A personal managed budget
You may decide that you prefer not to receive your personal budget as money, and instead you want us (the Council) to make your arrangements for you.
If you choose to do this, we will use the money to pay for your support. Your support will be limited to the organisations that we contract with, and the services we provide.
If we agree with you that residential care is the best way to meet your support needs, this will be arranged as a managed budget for legal reasons.
A combination budget (a mixture of a direct payment and a managed budget)
You may decide that you want a direct payment for some of your support, but you want your social care practitioner to arrange some things for you – we call this a combination budget.
Individual service funds
Once you know what your personal budget amount is you may decide that you want to use an “individual service fund” instead of managing the money and organising services yourself. An individual service fund is where you choose a provider who will receive the money on your behalf and provide you with a service(s).
We will work with you to choose a provider that will help you meet the needs and outcomes agreed in your support plan.
If you agree, we will give your personal budget (some, or all of it, depending on what has been agreed) to the provider on your behalf. The provider can only use your budget for your support and must account to you. This gives you some flexibility and control as you agree with the provider the exact detail of your support.
Step 5: How much will it cost me?
We will carry out a financial assessment with you to see how much money you can afford to pay towards your support. Depending on the outcome of the financial assessment, you may be asked to pay towards your personal budget to buy the support you need.

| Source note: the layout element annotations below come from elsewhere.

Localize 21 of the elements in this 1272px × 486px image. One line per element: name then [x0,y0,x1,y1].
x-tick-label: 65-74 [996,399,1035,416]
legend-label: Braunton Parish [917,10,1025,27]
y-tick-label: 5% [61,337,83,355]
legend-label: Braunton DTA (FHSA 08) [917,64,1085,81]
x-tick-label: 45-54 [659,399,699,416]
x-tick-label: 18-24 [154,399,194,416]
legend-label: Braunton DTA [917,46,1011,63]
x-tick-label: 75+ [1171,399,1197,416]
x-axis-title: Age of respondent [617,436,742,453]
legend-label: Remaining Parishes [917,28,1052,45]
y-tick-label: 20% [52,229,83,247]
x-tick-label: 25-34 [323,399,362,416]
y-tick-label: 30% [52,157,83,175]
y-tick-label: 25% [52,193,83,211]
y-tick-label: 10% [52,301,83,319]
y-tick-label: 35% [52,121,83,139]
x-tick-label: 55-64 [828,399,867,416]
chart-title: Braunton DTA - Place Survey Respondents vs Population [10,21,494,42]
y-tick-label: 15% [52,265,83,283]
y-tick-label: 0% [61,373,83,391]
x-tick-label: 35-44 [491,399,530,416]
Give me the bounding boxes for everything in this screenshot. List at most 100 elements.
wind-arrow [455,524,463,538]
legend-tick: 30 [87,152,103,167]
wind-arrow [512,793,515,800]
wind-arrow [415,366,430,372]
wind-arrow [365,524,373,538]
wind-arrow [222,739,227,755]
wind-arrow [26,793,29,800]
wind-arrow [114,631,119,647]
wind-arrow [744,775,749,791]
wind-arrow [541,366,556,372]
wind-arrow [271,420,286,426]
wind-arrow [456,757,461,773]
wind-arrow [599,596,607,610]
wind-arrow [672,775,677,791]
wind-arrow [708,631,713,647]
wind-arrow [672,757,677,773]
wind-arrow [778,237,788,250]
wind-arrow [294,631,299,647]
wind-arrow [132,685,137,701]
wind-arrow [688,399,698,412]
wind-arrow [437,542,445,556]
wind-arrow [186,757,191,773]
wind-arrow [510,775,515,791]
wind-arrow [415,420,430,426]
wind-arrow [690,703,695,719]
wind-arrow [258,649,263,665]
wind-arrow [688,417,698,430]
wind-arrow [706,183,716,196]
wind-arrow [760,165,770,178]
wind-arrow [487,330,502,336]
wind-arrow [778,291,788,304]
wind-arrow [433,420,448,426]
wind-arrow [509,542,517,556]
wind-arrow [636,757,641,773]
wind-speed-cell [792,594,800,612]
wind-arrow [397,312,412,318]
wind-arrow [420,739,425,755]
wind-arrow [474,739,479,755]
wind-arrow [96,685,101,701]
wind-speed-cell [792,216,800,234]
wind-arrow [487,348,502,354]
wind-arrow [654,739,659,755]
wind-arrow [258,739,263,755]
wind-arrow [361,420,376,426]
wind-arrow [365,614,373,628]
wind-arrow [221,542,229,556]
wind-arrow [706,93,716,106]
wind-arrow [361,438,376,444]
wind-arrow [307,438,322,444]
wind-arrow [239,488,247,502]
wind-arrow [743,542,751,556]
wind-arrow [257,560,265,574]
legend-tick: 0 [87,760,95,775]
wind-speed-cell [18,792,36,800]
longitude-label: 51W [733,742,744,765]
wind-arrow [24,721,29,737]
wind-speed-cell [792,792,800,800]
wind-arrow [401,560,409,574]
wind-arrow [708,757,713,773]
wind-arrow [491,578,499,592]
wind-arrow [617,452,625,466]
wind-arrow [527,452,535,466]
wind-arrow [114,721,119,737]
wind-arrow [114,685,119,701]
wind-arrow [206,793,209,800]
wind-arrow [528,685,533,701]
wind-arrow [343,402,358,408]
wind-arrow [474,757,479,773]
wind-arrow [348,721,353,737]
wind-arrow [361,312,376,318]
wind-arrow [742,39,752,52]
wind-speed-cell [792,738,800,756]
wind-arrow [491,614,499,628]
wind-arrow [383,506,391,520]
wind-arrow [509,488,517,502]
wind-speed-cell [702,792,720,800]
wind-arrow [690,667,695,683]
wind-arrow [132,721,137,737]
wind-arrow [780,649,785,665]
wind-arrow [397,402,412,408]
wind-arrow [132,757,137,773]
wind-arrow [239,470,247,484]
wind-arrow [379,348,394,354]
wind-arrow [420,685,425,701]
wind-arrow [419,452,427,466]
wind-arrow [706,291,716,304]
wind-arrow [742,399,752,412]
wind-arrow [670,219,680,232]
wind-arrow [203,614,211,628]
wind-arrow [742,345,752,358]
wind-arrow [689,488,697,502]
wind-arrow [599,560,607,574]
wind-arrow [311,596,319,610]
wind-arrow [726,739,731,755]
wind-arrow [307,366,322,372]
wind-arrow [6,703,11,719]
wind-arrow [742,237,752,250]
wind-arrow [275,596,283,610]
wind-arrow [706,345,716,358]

You will be told how much you need to pay before being given your personal budget.
Step 6: Keeping records and spending the personal budget (if received as a direct payment)
If you are going to receive direct payments, we advise you to open a separate bank account in your name, or the name of the person you have agreed will help you with managing the money.
We will advise you how to keep simple records and how to get the types of help and support to make things easier for you.
At first, we will need to look at your bank statements for the separate account for direct payments every three months, to help you manage and keep on top of things, and we will write and request these from you.
If you find that you are spending more money each month than you have coming in, you must tell us. We can help you to find out why. You may need to spend your money in a different way to meet your agreed outcomes. However, we cannot give you more money if you run out.
We will look at how much you have in your personal budget. If you do not spend the entire personal budget, we will ask you to pay back anything above the agreed reserve amount.
We support the flexibility of personal budgets and we will allow you to build up an amount of money to help you to plan for such things as your employer responsibilities and achieving your agreed outcomes. Usually around eight weeks of funding would be acceptable. Anything saved above this must be agreed during your support plan or review.
Step 7: Reviewing
We arrange review meetings with you, the purpose of these review meetings is to look at your support plan and see if your support is still helping you to achieve your outcomes. We will look at what you want to change, or keep the same, and check that the allocated funding is meeting your needs. A large underspend may trigger a review to ensure the resource relates to your support need.
However, you can tell us at any time if you feel your needs have changed.
Your personal budget could be at risk if you break the rules and spend the money on something illegal e.g. gambling, or something outside of the agreed outcomes. We will work with you to stay within the rules and discuss alternative arrangements to maximise the choice available to you.
You will only continue to receive a personal budget if you are eligible for social care support. If your circumstances change and you are no longer eligible you will be supported to close down your personal budget responsibilities.